Wednesday 26 January 2022

Johnson's last days?

Partygate is boiling up nicely at the moment, with the Metropolitan police now beginning an investigation and Sue Gray’s report set to be published in full today, apparently with images of the prime minister himself close to others with bottles of wine. Starmer should have another opportunity to hand out another thrashing at PMQs later which I look forward to. The news that there was credible evidence of criminality in the evidence gathered by Gray was hardly a surprise.

It seemed at first publication of Gray’s report would be delayed by the police involvement. Downing Street we’re suggesting it would yesterday morning, but Cressida Dick, the head of the Met, appeared to quash the idea of any delay by saying they had no objection to the report coming out as planned. The ‘crimes’ that may have been committed are not likely to go before a jury - well not of twelve people anyway - so no potential prejudice is involved.

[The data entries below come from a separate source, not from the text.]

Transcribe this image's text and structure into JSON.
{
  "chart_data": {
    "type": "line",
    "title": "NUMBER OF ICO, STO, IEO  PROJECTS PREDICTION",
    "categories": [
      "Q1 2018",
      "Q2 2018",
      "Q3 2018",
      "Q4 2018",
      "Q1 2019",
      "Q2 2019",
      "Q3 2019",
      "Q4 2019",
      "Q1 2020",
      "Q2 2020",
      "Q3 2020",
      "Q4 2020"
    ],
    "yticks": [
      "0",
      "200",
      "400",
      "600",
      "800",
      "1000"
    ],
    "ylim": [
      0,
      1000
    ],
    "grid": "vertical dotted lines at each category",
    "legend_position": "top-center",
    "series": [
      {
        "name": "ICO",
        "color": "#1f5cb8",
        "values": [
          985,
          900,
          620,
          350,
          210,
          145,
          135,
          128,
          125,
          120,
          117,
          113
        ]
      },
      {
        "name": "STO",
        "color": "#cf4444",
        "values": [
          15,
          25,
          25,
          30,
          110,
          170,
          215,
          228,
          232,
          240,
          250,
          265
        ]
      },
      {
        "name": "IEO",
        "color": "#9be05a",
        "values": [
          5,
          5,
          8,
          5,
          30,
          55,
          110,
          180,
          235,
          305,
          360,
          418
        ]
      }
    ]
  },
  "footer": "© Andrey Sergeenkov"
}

Johnson is going to face other sorts of jury. The 1922 committee, the Tory parliamentary party and perhaps the nation.

I see several MPs are relying on people thinking this is just a matter about eating cake. Danny Finkelstein, the Tory peer, on Newsnight said it was about a far more important principle. It’s about whether or not the government and prime minister are subject to the same laws as everybody else. He might also have added that it’s also about whether the PM can deliberately mislead parliament or not.

It’s about many things, honesty and integrity among them, but cake isn’t one.

Johnson still seems to think he can carry on. In the commons he ‘welcomed’ the report. This must have been in the way you might welcome a red hot poker being driven into….well, we won’t go into that, you know what I mean.

In The New Statesman, there are claims the Johnsons spent last weekend 'brooding' at Chequers with both Boris and Carrie Johnson not believing they have done anything wrong and presumably sympathising with each other. They apparently “consider gatherings among those who worked at Downing Street during the pandemic to have been part of a ‘household bubble.”  It is delusional.

One MP is quoted saying that Johnson’s government, “just didn’t understand the consequences of paralysing the nation with fear. It’s a national post-traumatic stress disorder, and that rage [among many people] is focused on the fact that while they suffered, good times were being had in No 10. I entirely understand that sense of grief and anger.” 

Johnson thinks we are his ‘subjects’ and should simply accept he’s above us and should be able to do as he pleases. He even thinks the Queen is beneath him.

Harry Lambert, the TNE journalist who wrote the piece also said:

"As Westminster waits for Sue Gray’s potentially imminent report, I am also told that the relationship between the party and Johnson is now completely broken', and that the whips’ operation 'is the worst anyone can remember'."

The relationship between the prime minister and the Tory party is described as "completely broken."  Think about it. How can he possibly continue?

You might also like to read this from Ryan Heath, now a senior editor at Politico who was once employed as a civil servant in the cabinet office under Sue Gray.  He says he liked her and he liked working for her and he thinks she liked him. But she still sacked him.

It seems fears that Gray might go easy on Johnson are unfounded. She has probably concluded the mountain of evidence against him won't go easily under a carpet and therefore he has to go. There is no alternative.  We are surely watching his last days.

Johnson gets support from Truss

No, the PM hasn't got a hernia, the Foreign Secretary Liz Truss, has offered her support this morning telling us she takes Johnson at his word when he says he hasn't broken any rules. Well, she would say that wouldn't she?

However, I want to remark on her curious interview on Radio 4s Today programme this morning with Martha Carney. Apart from the fact she came over as an incredible lightweight - Putin or Sergey Lavrov would blow her over in a second - she has had some sort of voice training and is trying desperately to sound important by doing what appears to be Louis Armstrong impressions as her tone gets lower and lower. And there are increasingly long gaps between sentences and sometimes inside sentences - to the point where the whole interview sounded like something Steve Coogan might produce.

Her campaign to replace Johnson has clearly already started as many Tory MPs will have noticed. They will not have been impressed.